Bound water index and temperature of a lesion breast measured during NAC.

It is possible that there is an effect from collagen changes in the stroma, although most chemotherapy agents target cancer cells, and lipid composition increases as therapy progresses. The absorption of collagen in normal human breast tissues is very low (approximately 0.0017–0.0028 mm⁻¹ for collagen density of 100 mg/cm³)³⁹ compared to water absorption in the wavelength regime wherein the large water peak is observed. Especially in the range where the water peak shape varies noticeably with temperature (950–996 nm), the effect of collagen concentration variation is small (less than 0.1°C) based on simple simulations that assumed 20% changes in collagen composition. Furthermore, the almost perfect fit of the “final” tissue water spectrum to a pure water spectrum suggests that the collagen is not playing a significant role in our computed temperature. However, in the future it will be desirable to explore the use of the full collagen spectral features in the spectral processing algorithm for temperature estimation.

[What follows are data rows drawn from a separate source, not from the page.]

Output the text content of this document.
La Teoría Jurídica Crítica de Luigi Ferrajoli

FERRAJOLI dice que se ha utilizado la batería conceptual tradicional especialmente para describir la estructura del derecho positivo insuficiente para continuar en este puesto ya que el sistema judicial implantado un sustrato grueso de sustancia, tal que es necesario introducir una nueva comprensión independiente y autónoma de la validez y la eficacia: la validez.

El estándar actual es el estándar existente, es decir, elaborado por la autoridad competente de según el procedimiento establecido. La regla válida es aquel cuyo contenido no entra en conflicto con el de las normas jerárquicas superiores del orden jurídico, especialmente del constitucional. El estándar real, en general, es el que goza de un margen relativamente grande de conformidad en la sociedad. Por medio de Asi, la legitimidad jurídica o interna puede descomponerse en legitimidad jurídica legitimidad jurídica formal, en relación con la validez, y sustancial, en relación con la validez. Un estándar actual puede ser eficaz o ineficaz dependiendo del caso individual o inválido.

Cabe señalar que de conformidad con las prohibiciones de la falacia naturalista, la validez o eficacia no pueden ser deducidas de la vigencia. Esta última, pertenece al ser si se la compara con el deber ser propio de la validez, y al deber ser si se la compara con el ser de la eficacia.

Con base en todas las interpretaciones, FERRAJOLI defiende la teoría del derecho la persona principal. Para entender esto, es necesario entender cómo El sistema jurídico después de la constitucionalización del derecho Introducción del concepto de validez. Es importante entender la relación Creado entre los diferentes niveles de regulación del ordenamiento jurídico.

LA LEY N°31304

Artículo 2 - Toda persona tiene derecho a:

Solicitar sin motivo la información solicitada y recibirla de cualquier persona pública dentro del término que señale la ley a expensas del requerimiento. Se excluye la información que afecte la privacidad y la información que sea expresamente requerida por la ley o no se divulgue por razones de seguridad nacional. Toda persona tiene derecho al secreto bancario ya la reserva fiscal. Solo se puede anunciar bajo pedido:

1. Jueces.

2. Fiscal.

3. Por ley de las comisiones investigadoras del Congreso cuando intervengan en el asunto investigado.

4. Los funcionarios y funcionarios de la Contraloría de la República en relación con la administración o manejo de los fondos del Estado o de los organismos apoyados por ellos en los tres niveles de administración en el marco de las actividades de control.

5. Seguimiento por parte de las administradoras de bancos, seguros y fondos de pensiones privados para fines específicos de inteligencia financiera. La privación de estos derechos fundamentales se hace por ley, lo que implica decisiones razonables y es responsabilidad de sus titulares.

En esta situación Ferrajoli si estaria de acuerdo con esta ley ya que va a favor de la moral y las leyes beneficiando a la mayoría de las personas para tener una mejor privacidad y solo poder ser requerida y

In summary, deep tissue temperature, tissue oxygen saturation, and bound water index were measured noninvasively in a lesion breast of a pathological complete responder using DOSI over the course of NAC. Rapid increases of temperature and StO₂ observed in selected time windows during early-stage AC therapy are suggestive of mitochondrial thermogenesis, oxidative stress, and apoptosis. Although preliminary, the results of this case study suggest that simultaneous measurements of deep tissue temperature and StO₂ may help to reveal mechanisms of tissue response to chemotherapy and provide feedback for optimizing treatment.